The GO.update() function isn’t used in this guide since we will only need to use the LCD to display a simple string.

#include 
 
void setup() {
  // put your setup code here, to run once:
  GO.begin(); 
}
 
void loop() {
  // put your main code here, to run repeatedly:
 
}
The GO.begin() function has to be included in the setup() function since it is called only once. The GO instance has not only the two core functions, but also a lot of helper functions that let you control the components on the board. Now, let’s use the GO.lcd functions to show “Hello, ODROID-GO”.

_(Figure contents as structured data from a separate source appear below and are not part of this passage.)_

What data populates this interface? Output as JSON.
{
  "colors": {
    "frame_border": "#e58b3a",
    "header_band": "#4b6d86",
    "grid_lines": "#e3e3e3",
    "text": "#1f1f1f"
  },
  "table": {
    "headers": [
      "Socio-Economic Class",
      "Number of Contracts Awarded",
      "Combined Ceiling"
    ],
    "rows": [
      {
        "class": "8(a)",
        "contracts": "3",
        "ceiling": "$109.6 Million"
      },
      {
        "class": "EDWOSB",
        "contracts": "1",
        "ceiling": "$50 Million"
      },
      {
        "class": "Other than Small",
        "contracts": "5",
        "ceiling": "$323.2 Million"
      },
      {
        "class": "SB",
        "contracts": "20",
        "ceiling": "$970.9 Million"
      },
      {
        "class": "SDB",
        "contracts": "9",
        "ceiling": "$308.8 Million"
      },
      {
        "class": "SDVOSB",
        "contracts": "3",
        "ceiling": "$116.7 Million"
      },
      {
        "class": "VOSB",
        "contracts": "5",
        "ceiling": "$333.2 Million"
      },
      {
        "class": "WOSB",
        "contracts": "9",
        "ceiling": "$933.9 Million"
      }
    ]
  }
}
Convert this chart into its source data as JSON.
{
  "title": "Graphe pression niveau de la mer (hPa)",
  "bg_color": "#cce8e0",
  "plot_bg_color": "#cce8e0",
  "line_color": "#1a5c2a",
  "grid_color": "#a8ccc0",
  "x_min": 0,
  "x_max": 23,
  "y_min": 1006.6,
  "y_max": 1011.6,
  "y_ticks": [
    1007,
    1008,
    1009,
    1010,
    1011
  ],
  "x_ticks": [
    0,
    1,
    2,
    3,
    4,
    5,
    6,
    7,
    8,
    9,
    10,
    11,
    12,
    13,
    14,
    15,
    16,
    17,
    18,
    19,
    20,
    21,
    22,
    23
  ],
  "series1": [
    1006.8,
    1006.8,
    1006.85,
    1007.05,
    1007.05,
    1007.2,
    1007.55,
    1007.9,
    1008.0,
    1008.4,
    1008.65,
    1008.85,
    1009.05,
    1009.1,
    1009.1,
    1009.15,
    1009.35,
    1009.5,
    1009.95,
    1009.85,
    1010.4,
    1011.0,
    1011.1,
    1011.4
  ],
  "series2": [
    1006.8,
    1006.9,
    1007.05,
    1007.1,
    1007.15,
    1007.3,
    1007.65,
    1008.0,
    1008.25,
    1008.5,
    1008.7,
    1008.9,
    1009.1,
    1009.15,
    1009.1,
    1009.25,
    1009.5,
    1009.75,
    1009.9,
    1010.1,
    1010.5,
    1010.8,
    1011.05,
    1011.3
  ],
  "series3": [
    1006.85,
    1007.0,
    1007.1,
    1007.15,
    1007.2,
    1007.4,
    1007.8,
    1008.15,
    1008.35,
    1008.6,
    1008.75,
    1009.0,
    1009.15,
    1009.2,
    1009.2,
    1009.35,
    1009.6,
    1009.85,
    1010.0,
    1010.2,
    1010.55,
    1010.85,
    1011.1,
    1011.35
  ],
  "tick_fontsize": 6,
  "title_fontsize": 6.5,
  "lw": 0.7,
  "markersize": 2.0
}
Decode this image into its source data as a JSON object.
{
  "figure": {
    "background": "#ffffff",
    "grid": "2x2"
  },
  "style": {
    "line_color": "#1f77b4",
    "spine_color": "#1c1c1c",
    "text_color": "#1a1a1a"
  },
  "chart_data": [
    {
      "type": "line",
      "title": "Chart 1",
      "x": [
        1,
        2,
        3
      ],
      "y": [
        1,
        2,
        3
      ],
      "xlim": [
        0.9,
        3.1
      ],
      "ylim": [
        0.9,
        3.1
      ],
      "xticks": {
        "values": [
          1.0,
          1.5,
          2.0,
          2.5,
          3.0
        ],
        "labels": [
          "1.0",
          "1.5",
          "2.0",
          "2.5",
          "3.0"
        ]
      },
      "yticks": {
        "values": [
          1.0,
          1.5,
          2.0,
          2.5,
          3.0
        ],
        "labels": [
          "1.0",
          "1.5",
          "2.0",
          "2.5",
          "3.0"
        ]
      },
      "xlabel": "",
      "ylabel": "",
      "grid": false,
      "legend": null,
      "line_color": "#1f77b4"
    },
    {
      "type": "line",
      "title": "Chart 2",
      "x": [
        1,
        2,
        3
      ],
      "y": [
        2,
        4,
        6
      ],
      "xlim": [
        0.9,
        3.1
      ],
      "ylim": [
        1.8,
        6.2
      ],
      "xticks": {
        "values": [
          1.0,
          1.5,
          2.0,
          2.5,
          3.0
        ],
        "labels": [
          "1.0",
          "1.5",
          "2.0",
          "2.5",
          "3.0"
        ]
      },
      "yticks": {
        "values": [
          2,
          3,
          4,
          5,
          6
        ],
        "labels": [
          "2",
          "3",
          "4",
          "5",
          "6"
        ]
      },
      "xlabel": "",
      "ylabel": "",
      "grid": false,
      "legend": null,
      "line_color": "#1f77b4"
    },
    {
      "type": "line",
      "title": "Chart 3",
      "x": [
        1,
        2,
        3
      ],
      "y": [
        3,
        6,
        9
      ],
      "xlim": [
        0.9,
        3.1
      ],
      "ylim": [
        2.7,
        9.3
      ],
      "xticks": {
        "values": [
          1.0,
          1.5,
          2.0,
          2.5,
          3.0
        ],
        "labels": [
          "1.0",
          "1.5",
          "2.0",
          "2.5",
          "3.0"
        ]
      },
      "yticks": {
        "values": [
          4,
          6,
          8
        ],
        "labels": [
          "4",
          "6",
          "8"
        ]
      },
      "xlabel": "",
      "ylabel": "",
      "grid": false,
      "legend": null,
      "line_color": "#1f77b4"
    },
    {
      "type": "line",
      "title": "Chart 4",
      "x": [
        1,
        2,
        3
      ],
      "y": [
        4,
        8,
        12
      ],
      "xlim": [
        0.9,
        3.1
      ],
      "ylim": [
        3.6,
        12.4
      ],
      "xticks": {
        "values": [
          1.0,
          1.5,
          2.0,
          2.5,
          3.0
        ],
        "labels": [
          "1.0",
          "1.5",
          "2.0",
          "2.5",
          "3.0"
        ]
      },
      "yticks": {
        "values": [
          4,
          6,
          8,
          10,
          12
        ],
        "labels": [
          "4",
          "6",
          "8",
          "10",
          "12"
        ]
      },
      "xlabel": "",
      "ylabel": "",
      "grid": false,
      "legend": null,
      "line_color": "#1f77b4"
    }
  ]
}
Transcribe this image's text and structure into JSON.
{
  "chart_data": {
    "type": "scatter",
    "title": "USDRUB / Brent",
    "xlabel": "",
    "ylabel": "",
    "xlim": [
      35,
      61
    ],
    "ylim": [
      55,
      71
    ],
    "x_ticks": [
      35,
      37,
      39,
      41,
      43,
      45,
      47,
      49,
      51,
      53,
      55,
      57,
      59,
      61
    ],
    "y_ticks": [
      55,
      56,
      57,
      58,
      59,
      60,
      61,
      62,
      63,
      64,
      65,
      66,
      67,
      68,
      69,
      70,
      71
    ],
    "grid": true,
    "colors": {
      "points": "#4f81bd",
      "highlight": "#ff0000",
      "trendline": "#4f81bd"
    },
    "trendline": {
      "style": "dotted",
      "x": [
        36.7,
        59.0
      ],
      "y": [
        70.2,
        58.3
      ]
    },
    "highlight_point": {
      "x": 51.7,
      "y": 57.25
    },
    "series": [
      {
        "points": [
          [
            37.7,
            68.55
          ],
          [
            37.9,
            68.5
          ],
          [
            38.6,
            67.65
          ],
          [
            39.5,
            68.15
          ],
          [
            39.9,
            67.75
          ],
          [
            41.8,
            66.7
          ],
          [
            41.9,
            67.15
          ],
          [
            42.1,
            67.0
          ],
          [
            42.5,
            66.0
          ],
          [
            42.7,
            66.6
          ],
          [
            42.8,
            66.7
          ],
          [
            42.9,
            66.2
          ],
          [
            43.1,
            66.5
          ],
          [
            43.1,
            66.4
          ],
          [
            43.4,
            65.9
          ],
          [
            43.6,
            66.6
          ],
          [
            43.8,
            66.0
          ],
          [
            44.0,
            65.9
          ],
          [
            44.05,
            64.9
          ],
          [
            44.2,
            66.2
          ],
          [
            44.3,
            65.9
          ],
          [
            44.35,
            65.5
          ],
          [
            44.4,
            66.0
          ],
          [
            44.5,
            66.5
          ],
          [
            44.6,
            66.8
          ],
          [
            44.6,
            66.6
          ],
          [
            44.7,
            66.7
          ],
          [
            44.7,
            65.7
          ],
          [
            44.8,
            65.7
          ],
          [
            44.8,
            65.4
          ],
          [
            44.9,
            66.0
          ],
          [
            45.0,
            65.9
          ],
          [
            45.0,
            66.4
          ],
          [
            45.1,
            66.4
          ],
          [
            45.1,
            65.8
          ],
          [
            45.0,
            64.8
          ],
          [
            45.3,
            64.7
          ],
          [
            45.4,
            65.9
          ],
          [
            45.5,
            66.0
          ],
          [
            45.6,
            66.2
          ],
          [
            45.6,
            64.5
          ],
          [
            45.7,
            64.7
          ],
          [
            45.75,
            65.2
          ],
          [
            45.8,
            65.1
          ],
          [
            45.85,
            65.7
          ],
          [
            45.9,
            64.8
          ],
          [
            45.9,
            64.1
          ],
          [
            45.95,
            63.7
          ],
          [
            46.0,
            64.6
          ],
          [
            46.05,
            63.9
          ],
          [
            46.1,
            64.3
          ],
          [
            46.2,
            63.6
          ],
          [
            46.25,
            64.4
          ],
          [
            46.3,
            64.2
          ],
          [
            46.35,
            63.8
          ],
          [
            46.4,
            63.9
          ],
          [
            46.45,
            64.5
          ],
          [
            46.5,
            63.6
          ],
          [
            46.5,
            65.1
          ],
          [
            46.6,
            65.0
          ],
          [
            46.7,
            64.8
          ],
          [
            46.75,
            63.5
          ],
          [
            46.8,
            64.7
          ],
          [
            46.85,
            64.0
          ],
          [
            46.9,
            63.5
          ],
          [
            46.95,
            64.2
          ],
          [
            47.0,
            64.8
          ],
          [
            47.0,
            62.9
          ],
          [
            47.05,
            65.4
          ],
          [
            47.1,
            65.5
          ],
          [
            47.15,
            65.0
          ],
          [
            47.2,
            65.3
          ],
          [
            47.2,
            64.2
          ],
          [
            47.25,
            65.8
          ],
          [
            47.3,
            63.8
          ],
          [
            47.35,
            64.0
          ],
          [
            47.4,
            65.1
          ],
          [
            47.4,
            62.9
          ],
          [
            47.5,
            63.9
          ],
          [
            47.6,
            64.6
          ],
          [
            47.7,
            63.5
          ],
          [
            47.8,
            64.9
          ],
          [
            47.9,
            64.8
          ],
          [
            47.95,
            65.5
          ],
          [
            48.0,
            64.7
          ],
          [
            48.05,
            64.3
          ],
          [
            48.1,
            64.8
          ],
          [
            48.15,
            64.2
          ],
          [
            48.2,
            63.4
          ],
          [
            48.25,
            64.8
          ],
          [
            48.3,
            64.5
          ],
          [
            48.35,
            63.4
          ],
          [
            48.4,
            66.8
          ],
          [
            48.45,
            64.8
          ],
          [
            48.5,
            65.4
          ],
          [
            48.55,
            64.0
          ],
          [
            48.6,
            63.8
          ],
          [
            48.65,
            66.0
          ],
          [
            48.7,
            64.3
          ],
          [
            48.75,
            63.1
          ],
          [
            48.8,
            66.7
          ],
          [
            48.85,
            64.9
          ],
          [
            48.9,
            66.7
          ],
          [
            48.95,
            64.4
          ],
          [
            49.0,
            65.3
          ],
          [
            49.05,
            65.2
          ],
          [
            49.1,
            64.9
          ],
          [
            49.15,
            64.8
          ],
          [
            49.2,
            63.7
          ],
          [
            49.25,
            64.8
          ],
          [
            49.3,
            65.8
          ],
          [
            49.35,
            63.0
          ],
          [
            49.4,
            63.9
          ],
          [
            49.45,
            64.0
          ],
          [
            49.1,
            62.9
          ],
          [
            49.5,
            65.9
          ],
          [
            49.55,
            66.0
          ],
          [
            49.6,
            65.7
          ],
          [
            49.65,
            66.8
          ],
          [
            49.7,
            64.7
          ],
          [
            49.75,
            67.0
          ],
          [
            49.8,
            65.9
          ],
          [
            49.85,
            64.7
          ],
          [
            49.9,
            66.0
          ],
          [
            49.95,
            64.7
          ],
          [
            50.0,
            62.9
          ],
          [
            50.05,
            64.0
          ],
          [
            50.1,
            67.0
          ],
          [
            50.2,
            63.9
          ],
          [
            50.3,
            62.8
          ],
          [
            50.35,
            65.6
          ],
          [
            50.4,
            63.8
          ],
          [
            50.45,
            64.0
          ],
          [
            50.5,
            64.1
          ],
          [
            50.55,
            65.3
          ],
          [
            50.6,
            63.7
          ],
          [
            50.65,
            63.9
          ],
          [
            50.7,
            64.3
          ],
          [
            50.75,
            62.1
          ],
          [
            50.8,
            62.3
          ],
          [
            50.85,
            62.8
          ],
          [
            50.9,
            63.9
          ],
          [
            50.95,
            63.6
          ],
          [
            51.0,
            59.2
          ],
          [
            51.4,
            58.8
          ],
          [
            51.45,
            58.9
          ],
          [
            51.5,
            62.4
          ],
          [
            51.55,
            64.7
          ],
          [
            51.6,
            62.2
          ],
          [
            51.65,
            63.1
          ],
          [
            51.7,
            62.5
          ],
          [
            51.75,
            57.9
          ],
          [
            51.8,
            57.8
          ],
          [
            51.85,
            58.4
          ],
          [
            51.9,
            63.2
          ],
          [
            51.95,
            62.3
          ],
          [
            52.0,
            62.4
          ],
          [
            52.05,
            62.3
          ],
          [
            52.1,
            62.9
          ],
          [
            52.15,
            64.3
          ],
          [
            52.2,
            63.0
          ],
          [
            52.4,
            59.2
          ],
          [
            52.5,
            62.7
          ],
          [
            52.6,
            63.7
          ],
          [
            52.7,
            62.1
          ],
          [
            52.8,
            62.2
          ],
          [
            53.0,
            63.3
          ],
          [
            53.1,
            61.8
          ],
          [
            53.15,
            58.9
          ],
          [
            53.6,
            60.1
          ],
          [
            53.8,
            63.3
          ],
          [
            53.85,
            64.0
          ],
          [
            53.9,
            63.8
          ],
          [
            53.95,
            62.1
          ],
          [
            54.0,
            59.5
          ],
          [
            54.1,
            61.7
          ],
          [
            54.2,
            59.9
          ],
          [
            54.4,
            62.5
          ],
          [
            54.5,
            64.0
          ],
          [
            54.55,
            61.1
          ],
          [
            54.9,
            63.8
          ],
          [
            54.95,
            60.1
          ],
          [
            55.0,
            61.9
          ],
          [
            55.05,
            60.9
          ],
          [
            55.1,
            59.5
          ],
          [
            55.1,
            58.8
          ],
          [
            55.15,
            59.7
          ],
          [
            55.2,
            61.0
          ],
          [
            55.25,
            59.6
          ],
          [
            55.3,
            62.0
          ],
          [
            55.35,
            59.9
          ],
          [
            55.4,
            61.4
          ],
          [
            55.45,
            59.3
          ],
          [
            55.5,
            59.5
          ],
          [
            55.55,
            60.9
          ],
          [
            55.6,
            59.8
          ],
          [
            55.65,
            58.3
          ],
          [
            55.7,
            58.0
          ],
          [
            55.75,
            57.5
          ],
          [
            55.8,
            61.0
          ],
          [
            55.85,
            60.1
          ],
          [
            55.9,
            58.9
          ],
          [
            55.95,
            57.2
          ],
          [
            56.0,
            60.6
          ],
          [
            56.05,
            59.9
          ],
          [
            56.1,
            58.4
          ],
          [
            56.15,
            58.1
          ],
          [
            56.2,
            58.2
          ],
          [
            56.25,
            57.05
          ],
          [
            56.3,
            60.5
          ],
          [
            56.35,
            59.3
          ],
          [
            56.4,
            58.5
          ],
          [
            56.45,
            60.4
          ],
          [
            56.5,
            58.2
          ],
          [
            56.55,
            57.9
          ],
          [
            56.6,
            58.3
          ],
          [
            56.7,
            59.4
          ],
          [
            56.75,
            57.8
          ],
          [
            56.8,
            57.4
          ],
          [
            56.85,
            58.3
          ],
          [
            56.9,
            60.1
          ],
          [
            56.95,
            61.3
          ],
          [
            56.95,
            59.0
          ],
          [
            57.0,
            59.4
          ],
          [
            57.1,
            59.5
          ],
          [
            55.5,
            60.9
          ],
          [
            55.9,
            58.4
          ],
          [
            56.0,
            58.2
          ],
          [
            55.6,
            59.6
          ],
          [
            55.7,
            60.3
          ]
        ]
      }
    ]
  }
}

Hello World We will use the GO.lcd.print function to show a string:

#include 
 
void setup() {
  // put your setup code here, to run once:
  GO.begin();
 
  GO.lcd.print("Hello, ODROID-GO");
}
 
void loop() {
  // put your main code here, to run repeatedly:
 
}
The sketch looks fine, but the text on the LCD will be too small to see. Let’s increase the font size to 2 by using the GO.lcd.setTextSize() function.
#include 
 
void setup() {
  // put your setup code here, to run once:
  GO.begin();
 
  GO.lcd.setTextSize(2);
  GO.lcd.print("Hello, ODROID-GO");
}
 
void loop() {
  // put your main code here, to run repeatedly:
 
}
You can also change the text color with GO.lcd.setTextColor(). Change the text to green.
#include 
 
void setup() {
  // put your setup code here, to run once:
  GO.begin();
 
  GO.lcd.setTextSize(2);
  GO.lcd.setTextColor(GREEN);
  GO.lcd.print("Hello, ODROID-GO");
}
 
void loop() {
  // put your main code here, to run repeatedly:
 
}
As an advanced feature, we’ve also added a function called displayGO() which includes several effects. New functions introduced include:

  • GO.lcd.setRotation(): rotates output screen. The rotation parameter can be 0 to 7.
  • GO.lcd.clearDisplay(): resets all texts on the screen.
  • GO.lcd.setTextFont(): sets font style after calling this. A given font name is specified by a number.

#include 
 
uint8_t idx;
uint8_t rotate;
 
void setup() {
  // put your setup code here, to run once:
  GO.begin();
 
  GO.lcd.println("Hello, ODROID-GO");
  delay(1000);
}
 
void displayGO() {
  GO.lcd.clearDisplay();
  GO.lcd.setRotation(rotate + 4);
  GO.lcd.setCursor(30, 40);
 
  if (idx) {
    GO.lcd.setTextSize(1);
    GO.lcd.setTextFont(4);
    GO.lcd.setTextColor(MAGENTA);
  } else {
    GO.lcd.setTextSize(2);
    GO.lcd.setTextFont(1);
    GO.lcd.setTextColor(GREEN);
  }
  GO.lcd.print("Hello, ODROID-GO");
 
  idx = !idx;
  rotate++;
  rotate %= 4;
 
  delay(1000);
}
 
void loop() {
  // put your main code here, to run repeatedly:
  displayGO();
}
You can verify, compile, or upload a sketch from the toolbar or Sketch menu. Here are some helpful shortcuts you can use:

  • CTRL-R: Verify and compile.
  • CTRL-U: Upload.

Before uploading the binary, you have to select the proper port at the Tools – Port menu. If the procedure goes well, you can see “Hello, ODROID-GO” on your device.

Figure 2 – ODROID-GO

A completed example The complete example is available by clicking the Files → Examples → ODROID-GO → Hello_World menu to import and pressing CTRL-U to compile/upload.